In einem der vielen Artikel, der die armen SP-Männer bedauerte, meinte Hubert Mooser mit Verweis auf unbekannte gestandene SP-Grössen, die Parteileitung habe den Kompass verloren, wenn sie auf Kitaplätze setze: «‹Wenn Krippenplätze inzwischen die grösste Sorge und das wichtigste Geschäft der SP  sind›, sagt ein deswegen genervter SP-Vertreter, ‹na dann, gute Nacht.›» Nun könnten gestandene SP-Grössen in ‹Weltwoche›-Artikeln auch Fiktion sein. Vielleicht gibt es sie ja auch, die kritischen Stimmen. Einige davon haben sich ja auch nach jüngsten Wahlniederlagen vernehmen lassen, die SP setze zu wenig auf die ökomischen Brot- und Butter-Themen und zu viel auf woke Lifestyle-Themen.
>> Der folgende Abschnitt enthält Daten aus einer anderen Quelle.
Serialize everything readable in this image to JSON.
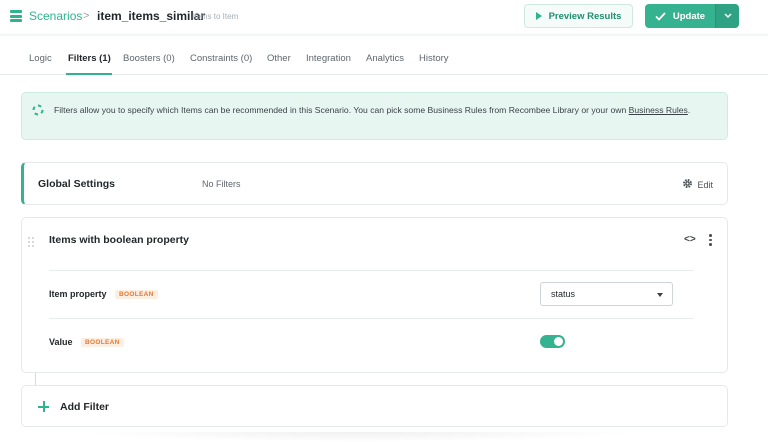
{
  "header": {
    "breadcrumb_root": "Scenarios",
    "breadcrumb_sep": ">",
    "scenario_name": "item_items_similar",
    "scenario_type": "Items to Item",
    "preview_label": "Preview Results",
    "update_label": "Update"
  },
  "tabs": [
    {
      "label": "Logic"
    },
    {
      "label": "Filters (1)",
      "active": true
    },
    {
      "label": "Boosters (0)"
    },
    {
      "label": "Constraints (0)"
    },
    {
      "label": "Other"
    },
    {
      "label": "Integration"
    },
    {
      "label": "Analytics"
    },
    {
      "label": "History"
    }
  ],
  "info": {
    "text": "Filters allow you to specify which Items can be recommended in this Scenario. You can pick some Business Rules from Recombee Library or your own ",
    "link": "Business Rules",
    "end": "."
  },
  "global_settings": {
    "title": "Global Settings",
    "value": "No Filters",
    "edit_label": "Edit"
  },
  "filter": {
    "title": "Items with boolean property",
    "code_label": "<>",
    "rows": [
      {
        "label": "Item property",
        "badge": "BOOLEAN",
        "value": "status"
      },
      {
        "label": "Value",
        "badge": "BOOLEAN",
        "enabled": true
      }
    ]
  },
  "add_filter": {
    "label": "Add Filter"
  },
  "colors": {
    "accent": "#35b28f",
    "badge": "#e07b36"
  }
}
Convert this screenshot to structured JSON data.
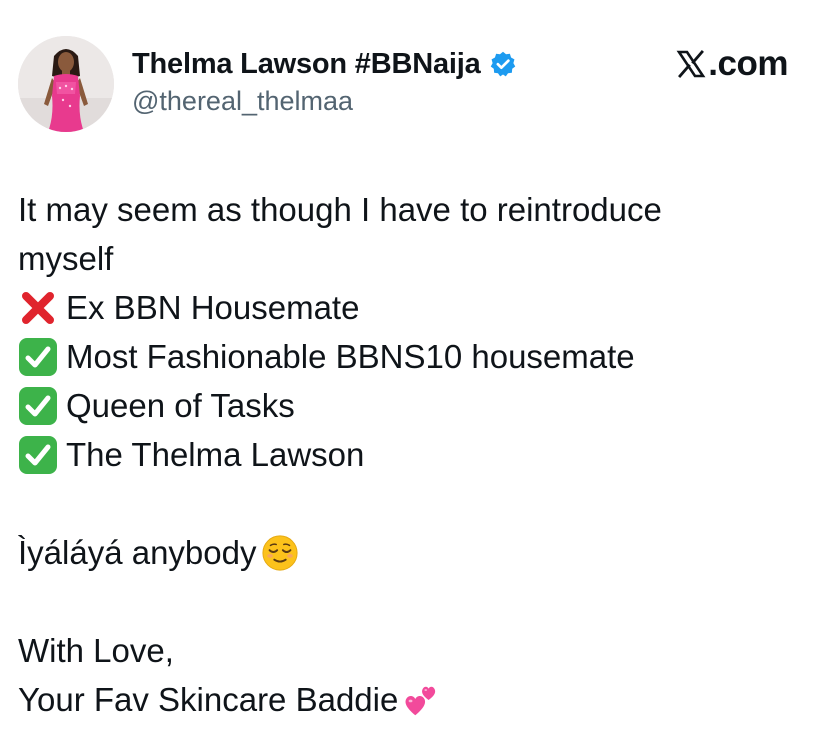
{
  "author": {
    "display_name": "Thelma Lawson #BBNaija",
    "handle": "@thereal_thelmaa",
    "verified": true,
    "verified_color": "#1d9bf0"
  },
  "brand": {
    "logo_text": ".com",
    "icon": "x-logo-icon"
  },
  "tweet": {
    "lines": [
      {
        "text": "It may seem as though I have to reintroduce"
      },
      {
        "text": "myself"
      },
      {
        "icon": "red-cross-mark-icon",
        "text": "Ex BBN Housemate"
      },
      {
        "icon": "green-check-mark-icon",
        "text": "Most Fashionable BBNS10 housemate"
      },
      {
        "icon": "green-check-mark-icon",
        "text": "Queen of Tasks"
      },
      {
        "icon": "green-check-mark-icon",
        "text": "The Thelma Lawson"
      },
      {
        "text": ""
      },
      {
        "text": "Ìyáláyá anybody",
        "trailing_icon": "relieved-face-icon"
      },
      {
        "text": ""
      },
      {
        "text": "With Love,"
      },
      {
        "text": "Your Fav Skincare Baddie",
        "trailing_icon": "two-hearts-icon"
      }
    ]
  },
  "colors": {
    "text_primary": "#0f1419",
    "text_secondary": "#536471",
    "cross_red": "#e0242d",
    "check_green": "#3db34a",
    "heart_pink": "#f24a9b"
  }
}
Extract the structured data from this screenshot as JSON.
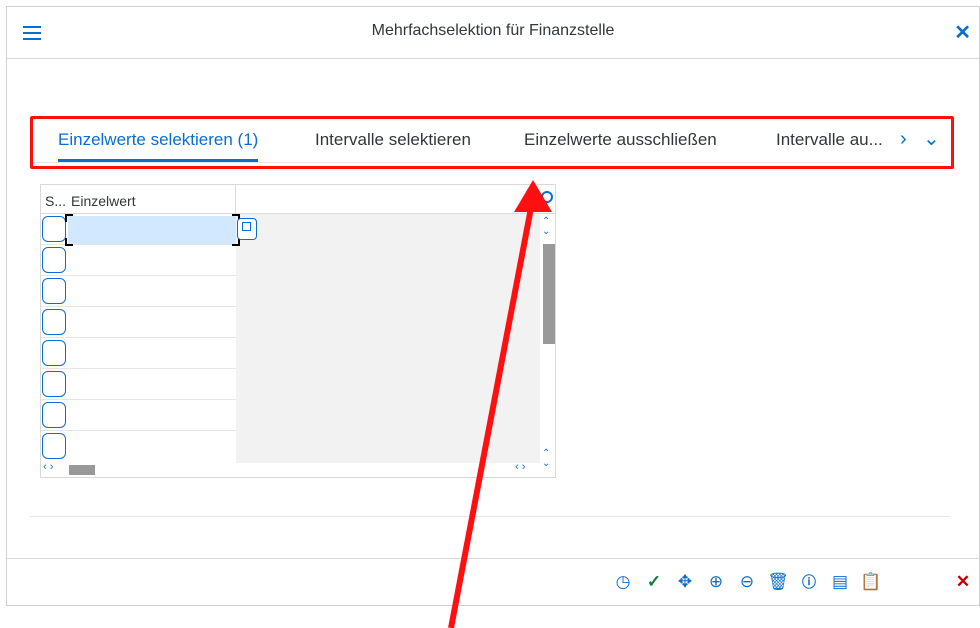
{
  "dialog": {
    "title": "Mehrfachselektion für Finanzstelle"
  },
  "tabs": [
    {
      "label": "Einzelwerte selektieren (1)",
      "active": true
    },
    {
      "label": "Intervalle selektieren",
      "active": false
    },
    {
      "label": "Einzelwerte ausschließen",
      "active": false
    },
    {
      "label": "Intervalle au...",
      "active": false
    }
  ],
  "grid": {
    "col_select": "S...",
    "col_value": "Einzelwert",
    "row_count": 8,
    "first_value": ""
  },
  "colors": {
    "accent": "#0a6ed1",
    "annotation": "#ff1010",
    "selected_cell": "#d1e8ff"
  },
  "icons": {
    "menu": "hamburger-icon",
    "close": "close-icon",
    "settings": "gear-icon",
    "value_help": "value-help-icon",
    "toolbar": [
      "clock-icon",
      "check-icon",
      "move-icon",
      "plus-circle-icon",
      "minus-circle-icon",
      "trash-icon",
      "info-icon",
      "comment-icon",
      "clipboard-icon",
      "cancel-icon"
    ]
  }
}
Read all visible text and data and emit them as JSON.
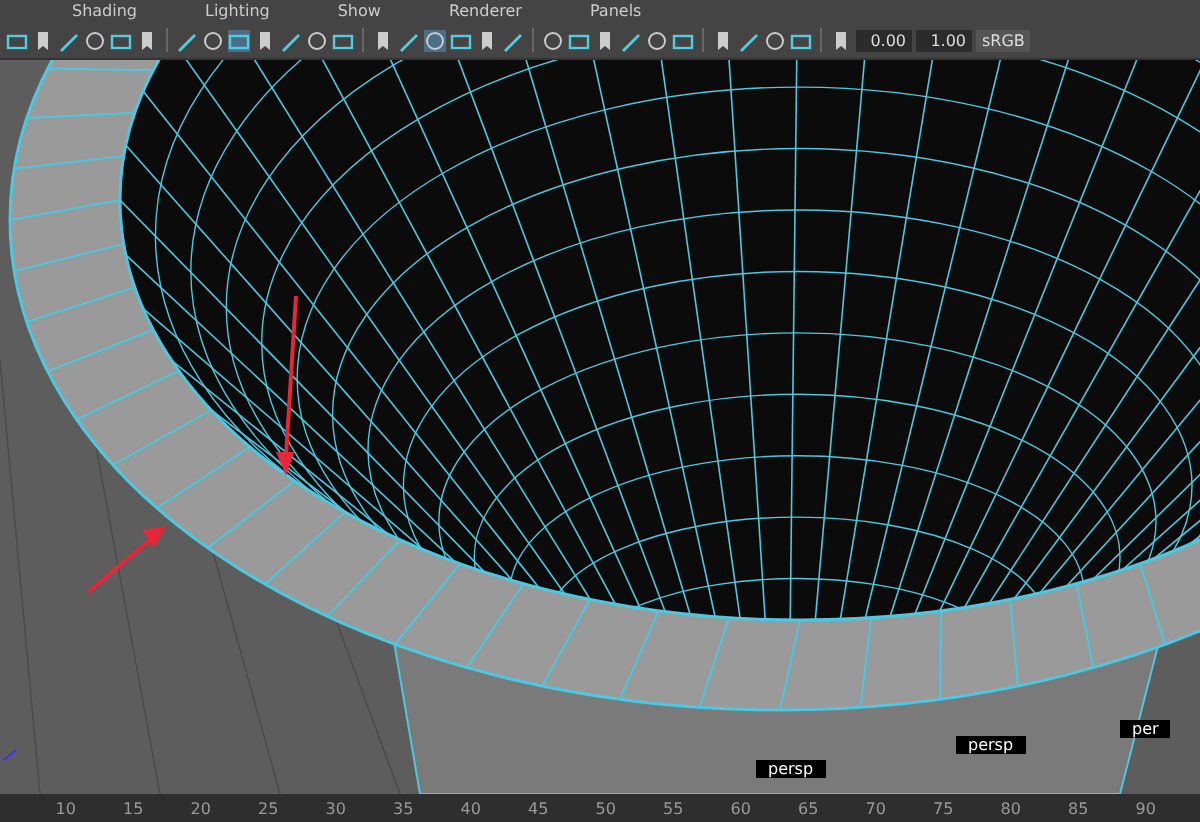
{
  "menu_bar": [
    "Shading",
    "Lighting",
    "Show",
    "Renderer",
    "Panels"
  ],
  "toolbar": {
    "exposure": "0.00",
    "gamma": "1.00",
    "color_space": "sRGB"
  },
  "viewport": {
    "labels": [
      "persp",
      "persp",
      "per"
    ]
  },
  "timeline": {
    "ticks": [
      "10",
      "15",
      "20",
      "25",
      "30",
      "35",
      "40",
      "45",
      "50",
      "55",
      "60",
      "65",
      "70",
      "75",
      "80",
      "85",
      "90"
    ]
  }
}
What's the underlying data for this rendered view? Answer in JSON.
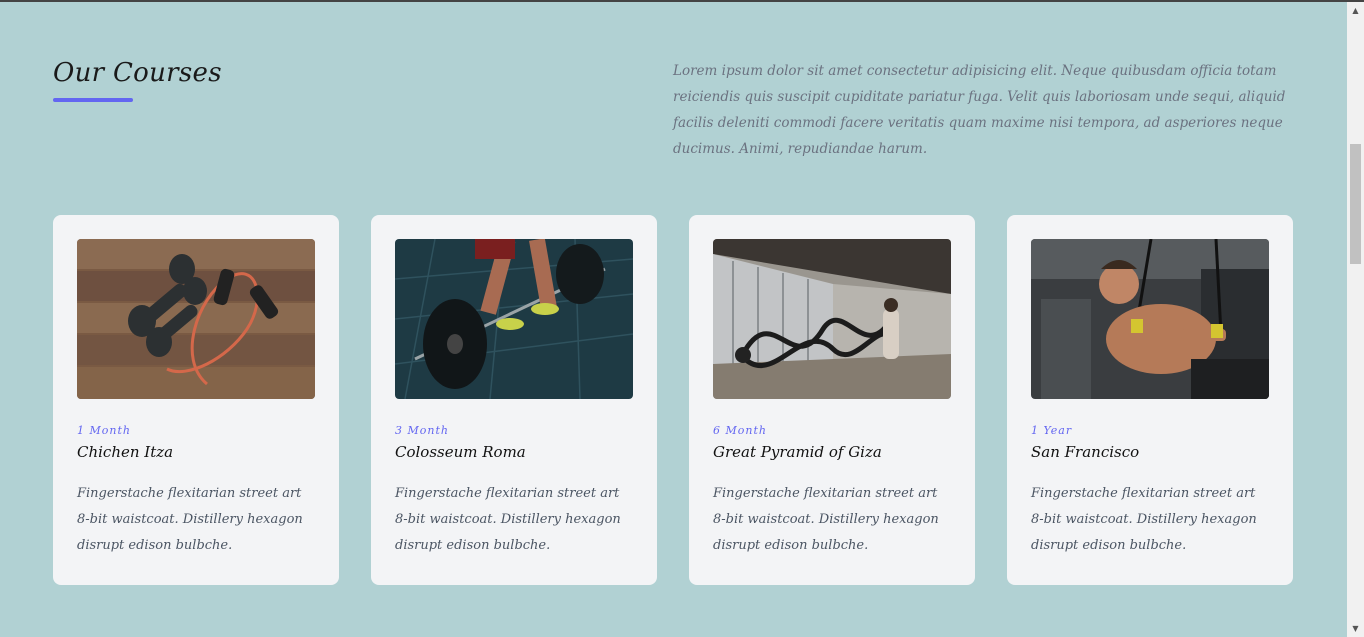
{
  "section": {
    "title": "Our Courses",
    "intro": "Lorem ipsum dolor sit amet consectetur adipisicing elit. Neque quibusdam officia totam reiciendis quis suscipit cupiditate pariatur fuga. Velit quis laboriosam unde sequi, aliquid facilis deleniti commodi facere veritatis quam maxime nisi tempora, ad asperiores neque ducimus. Animi, repudiandae harum."
  },
  "courses": [
    {
      "duration": "1 Month",
      "title": "Chichen Itza",
      "description": "Fingerstache flexitarian street art 8-bit waistcoat. Distillery hexagon disrupt edison bulbche.",
      "image": "dumbbells-and-resistance-band"
    },
    {
      "duration": "3 Month",
      "title": "Colosseum Roma",
      "description": "Fingerstache flexitarian street art 8-bit waistcoat. Distillery hexagon disrupt edison bulbche.",
      "image": "barbell-deadlift"
    },
    {
      "duration": "6 Month",
      "title": "Great Pyramid of Giza",
      "description": "Fingerstache flexitarian street art 8-bit waistcoat. Distillery hexagon disrupt edison bulbche.",
      "image": "battle-ropes"
    },
    {
      "duration": "1 Year",
      "title": "San Francisco",
      "description": "Fingerstache flexitarian street art 8-bit waistcoat. Distillery hexagon disrupt edison bulbche.",
      "image": "trx-suspension-training"
    }
  ],
  "colors": {
    "background": "#b1d1d3",
    "accent": "#6366f1",
    "card": "#f3f4f6"
  }
}
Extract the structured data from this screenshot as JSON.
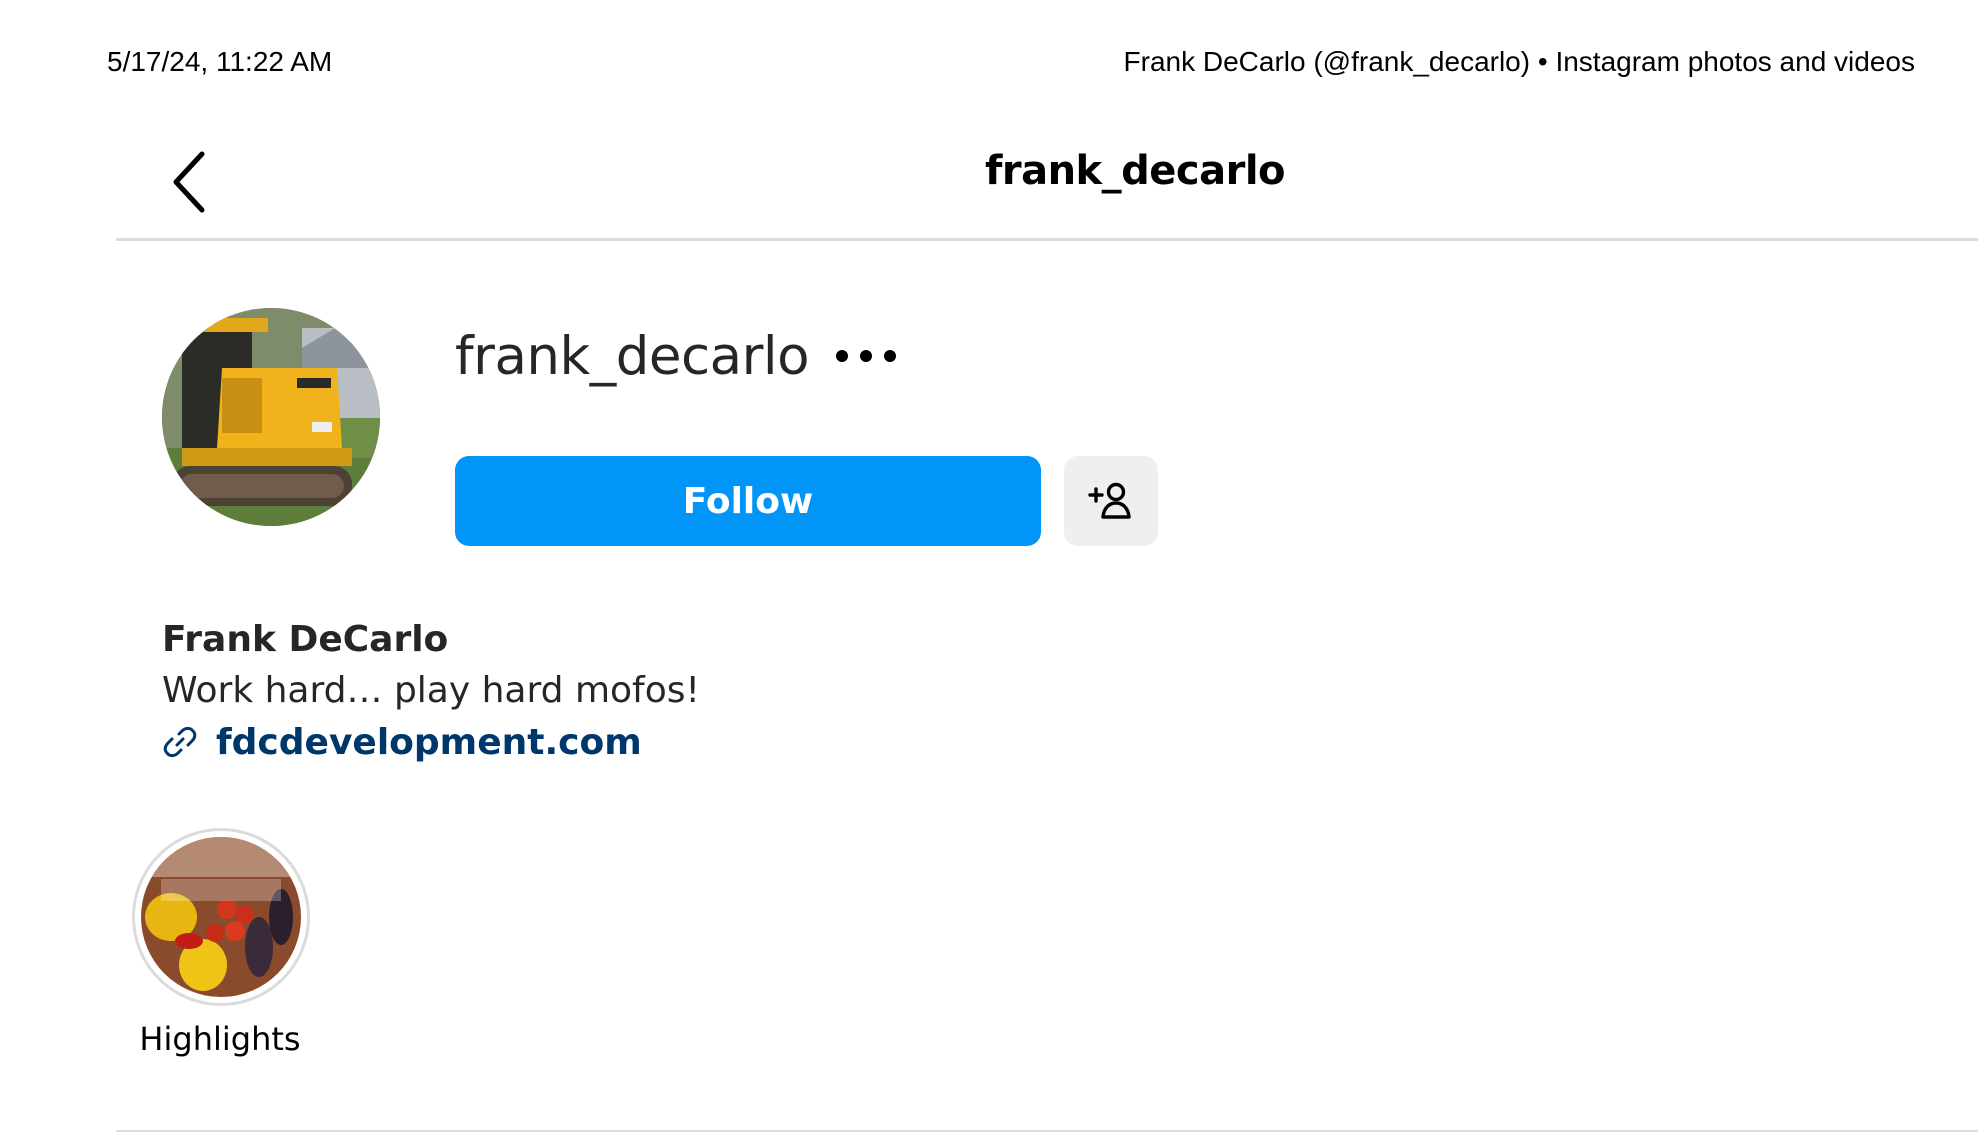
{
  "print_header": {
    "timestamp": "5/17/24, 11:22 AM",
    "page_title": "Frank DeCarlo (@frank_decarlo) • Instagram photos and videos"
  },
  "topbar": {
    "back_icon": "chevron-left-icon",
    "title": "frank_decarlo"
  },
  "profile": {
    "username": "frank_decarlo",
    "more_icon": "more-horizontal-icon",
    "follow_label": "Follow",
    "suggest_icon": "add-person-icon",
    "full_name": "Frank DeCarlo",
    "bio": "Work hard… play hard mofos!",
    "link_icon": "link-icon",
    "link": "fdcdevelopment.com"
  },
  "highlights": [
    {
      "label": "Highlights"
    }
  ],
  "colors": {
    "follow_button": "#0095f6",
    "link_text": "#00376b",
    "secondary_button": "#efefef",
    "divider": "#dbdbdb"
  }
}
Das ist zum einen empirisch fragwürdig: Politikwissenschaftliche Studien (siehe auch P.S.-Interview mit Tarik Abou-Chadi vom 17. September 2021) sagen eher aus, dass sozialdemokratische Parteien an linke und grüne Parteien verloren haben und nicht nach rechts. Zum anderen ist aber die Kinderbetreuungsfrage ein ganz klassisches Brot- und Butterthema, das die Bedürfnisse von Familien ins Zentrum stellt und sie finanziell gezielt entlastet. Zudem würden mit der Aufwertung der Kinderbetreuungsberufe ja eben genau auch Niedrigverdienende gestärkt. Mooser deutet die Lancierung der Initiative als Zeichen, dass sich die Frauen mit ihren Anliegen in der SP besser durchsetzen können. Es ist allerdings auch bezeichnend, dass er davon ausgeht, dass Kinderbetreuung ein reines Frauenanliegen ist.

 

Vielleicht ist die Schnecke auch nicht das richtige Symbol für Gleichstellungspolitik. Weil eine Schnecke immerhin kontinuierlich vorankommt und am Ende ihr Ziel erreicht. Dabei ist es eher eine Geschichte von Fort- und Rückschritten, Nebengleisen und Wiederholungen. Die Hoffnung bleibt, dass es letztlich vorwärts geht.